Vietnamese prisoner of conscience denied family visits after hunger strike

Trinh Ba Tu's father was turned back this week after two unsuccessful trips to the prison last month.


RFA | 2022.11.04

Jailed land rights activist Trinh Ba Tu is being denied family visits at Prison Camp No. 6 in Vietnam’s bleak Ngha An province after he started a hunger strike nearly two months ago to protest against prison guards beating him.

He started to refuse food on Sept. 6 and told his father later that month he had been put in solitary confinement, beaten and shackled.

At the end of September, right after Tu’s father Trinh Ba Khiem returned from prison, his family filed a petition to the Ministry of Public Security to investigate the accusations.

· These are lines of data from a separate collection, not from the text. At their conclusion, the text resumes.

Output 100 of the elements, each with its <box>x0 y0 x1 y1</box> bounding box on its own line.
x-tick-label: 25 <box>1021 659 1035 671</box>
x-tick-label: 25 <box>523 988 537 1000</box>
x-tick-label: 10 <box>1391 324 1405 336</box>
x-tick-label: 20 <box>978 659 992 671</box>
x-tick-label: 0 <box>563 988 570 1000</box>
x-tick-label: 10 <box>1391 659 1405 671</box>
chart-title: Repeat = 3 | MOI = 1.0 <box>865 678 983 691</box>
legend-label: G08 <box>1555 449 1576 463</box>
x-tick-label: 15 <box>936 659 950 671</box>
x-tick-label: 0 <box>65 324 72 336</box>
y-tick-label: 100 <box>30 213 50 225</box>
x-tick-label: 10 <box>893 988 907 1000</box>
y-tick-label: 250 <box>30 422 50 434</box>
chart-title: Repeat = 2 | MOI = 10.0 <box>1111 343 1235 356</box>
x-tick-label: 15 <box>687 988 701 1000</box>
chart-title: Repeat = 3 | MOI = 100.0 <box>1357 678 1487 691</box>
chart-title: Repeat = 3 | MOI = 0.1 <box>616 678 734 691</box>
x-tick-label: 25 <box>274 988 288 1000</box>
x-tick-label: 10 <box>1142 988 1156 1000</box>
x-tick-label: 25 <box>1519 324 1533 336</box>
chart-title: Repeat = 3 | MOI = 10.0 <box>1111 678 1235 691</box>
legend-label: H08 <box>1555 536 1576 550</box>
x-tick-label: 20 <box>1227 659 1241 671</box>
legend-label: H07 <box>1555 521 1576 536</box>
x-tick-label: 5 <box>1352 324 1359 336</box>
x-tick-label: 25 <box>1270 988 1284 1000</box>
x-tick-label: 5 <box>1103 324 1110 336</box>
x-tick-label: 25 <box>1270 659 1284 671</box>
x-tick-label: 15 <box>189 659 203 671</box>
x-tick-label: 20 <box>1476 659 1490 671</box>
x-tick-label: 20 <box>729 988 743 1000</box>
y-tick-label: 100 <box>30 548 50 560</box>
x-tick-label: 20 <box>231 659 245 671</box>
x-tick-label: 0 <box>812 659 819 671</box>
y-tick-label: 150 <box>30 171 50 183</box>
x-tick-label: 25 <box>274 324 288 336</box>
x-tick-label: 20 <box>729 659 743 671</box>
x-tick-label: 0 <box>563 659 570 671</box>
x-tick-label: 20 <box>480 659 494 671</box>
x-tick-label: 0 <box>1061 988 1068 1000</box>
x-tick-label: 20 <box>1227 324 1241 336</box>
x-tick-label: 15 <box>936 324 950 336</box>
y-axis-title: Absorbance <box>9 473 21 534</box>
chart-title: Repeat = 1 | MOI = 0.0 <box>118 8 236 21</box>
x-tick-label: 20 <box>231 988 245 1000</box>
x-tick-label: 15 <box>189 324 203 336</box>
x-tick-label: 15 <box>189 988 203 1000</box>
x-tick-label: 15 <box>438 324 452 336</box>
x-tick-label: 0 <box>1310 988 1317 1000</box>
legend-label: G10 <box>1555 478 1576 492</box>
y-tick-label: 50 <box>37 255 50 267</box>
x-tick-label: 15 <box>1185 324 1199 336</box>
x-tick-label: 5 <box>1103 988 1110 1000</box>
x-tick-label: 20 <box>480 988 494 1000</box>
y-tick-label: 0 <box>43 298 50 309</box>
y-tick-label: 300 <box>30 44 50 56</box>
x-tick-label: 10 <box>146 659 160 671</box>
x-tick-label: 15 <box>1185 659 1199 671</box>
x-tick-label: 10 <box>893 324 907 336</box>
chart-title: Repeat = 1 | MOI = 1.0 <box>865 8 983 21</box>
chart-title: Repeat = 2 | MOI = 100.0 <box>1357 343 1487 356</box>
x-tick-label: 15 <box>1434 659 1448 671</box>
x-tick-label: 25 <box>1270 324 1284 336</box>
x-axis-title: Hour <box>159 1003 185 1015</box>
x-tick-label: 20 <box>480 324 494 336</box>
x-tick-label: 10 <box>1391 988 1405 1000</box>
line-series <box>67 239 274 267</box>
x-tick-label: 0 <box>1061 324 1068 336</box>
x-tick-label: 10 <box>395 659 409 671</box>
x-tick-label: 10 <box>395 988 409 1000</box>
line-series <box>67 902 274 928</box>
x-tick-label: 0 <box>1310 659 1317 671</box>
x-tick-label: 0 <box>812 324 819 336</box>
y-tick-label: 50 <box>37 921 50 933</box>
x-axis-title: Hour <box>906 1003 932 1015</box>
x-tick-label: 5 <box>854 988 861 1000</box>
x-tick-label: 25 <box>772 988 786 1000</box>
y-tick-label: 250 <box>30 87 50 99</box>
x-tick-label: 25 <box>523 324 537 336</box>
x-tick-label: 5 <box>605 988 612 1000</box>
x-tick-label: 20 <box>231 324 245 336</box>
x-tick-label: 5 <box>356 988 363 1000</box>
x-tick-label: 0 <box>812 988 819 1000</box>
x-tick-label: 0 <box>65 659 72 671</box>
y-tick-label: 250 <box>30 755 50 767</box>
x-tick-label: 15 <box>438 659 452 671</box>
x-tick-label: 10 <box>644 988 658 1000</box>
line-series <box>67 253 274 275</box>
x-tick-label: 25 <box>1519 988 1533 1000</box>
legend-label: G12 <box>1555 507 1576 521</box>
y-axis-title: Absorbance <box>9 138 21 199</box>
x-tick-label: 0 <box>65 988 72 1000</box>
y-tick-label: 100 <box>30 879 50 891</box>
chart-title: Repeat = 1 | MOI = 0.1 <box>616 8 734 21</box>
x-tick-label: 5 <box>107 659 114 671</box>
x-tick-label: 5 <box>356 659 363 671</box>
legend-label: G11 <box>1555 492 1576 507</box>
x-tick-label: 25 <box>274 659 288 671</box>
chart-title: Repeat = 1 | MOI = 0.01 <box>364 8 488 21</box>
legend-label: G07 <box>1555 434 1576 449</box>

The ministry replied that the family should send the petition to the People's Procuracy of Nghe An province. So far, his family has not received a response.

Tu was also denied two visits from his father last month and the punishments show no signs of ending, even though it’s unclear whether he is still on hunger strike.

Tu’s father went to the prison on Thursday and asked to see his son but his request was refused. He was told he couldn't make another appointment for more than two weeks.

"I went in there for about an hour to submit the [appointment] book. Then a prison officer came out and said that Tu was still being disciplined so I couldn't send him things or see my child until November 21.

“I don't know if Tu has stopped his hunger strike yet, and I don't know what the situation is yet. The Prison Camp 6 warden said nothing more.”

Khiem said the warden he spoke with was called Loc who was a captain of the local management team for political prisoners.

RFA Vietnamese called the prison on Thursday to verify Khiem’s claims but no one answered the phone.

Prisoners normally have the right to a one-hour monthly visit from their relatives, to make a 10-minute phone call every month and to receive provisions from their families.

Khiem said he was extremely worried about his son's health, especially since two political prisoners died while serving their sentences in the prison.

In 2019, former teacher Dao Quang Thuc died in the prison while serving a 13-year sentence. This August, citizen journalist Do Cong Duong also died there. Both men were healthy before being transferred to the prison camp.

Trinh Ba Tu, 33, his brother Trinh Ba Phuong, 37, and their mother Can Thi Theu, 60, were arrested in mid-2020 on charges of "conducting propaganda against the state" for speaking out strongly on social networks about the Dong Tam land rights dispute.

The dispute centered on construction of a military airport opposed by villagers south of Hanoi. The ensuing January 2020 clash left a popular local leader and three policemen dead. Twenty-nine villagers were arrested, and many were given stiff sentences.

At the beginning of May last year, Tu and his mother were sentenced to eight years in prison and three years’ probation each. Phuong was sentenced to 10 years in prison.

Prison No. 6 is located in the region with the harshest climate in the Central region. Many former prisoners have told RFA that the guards are particularly brutal to prisoners of conscience.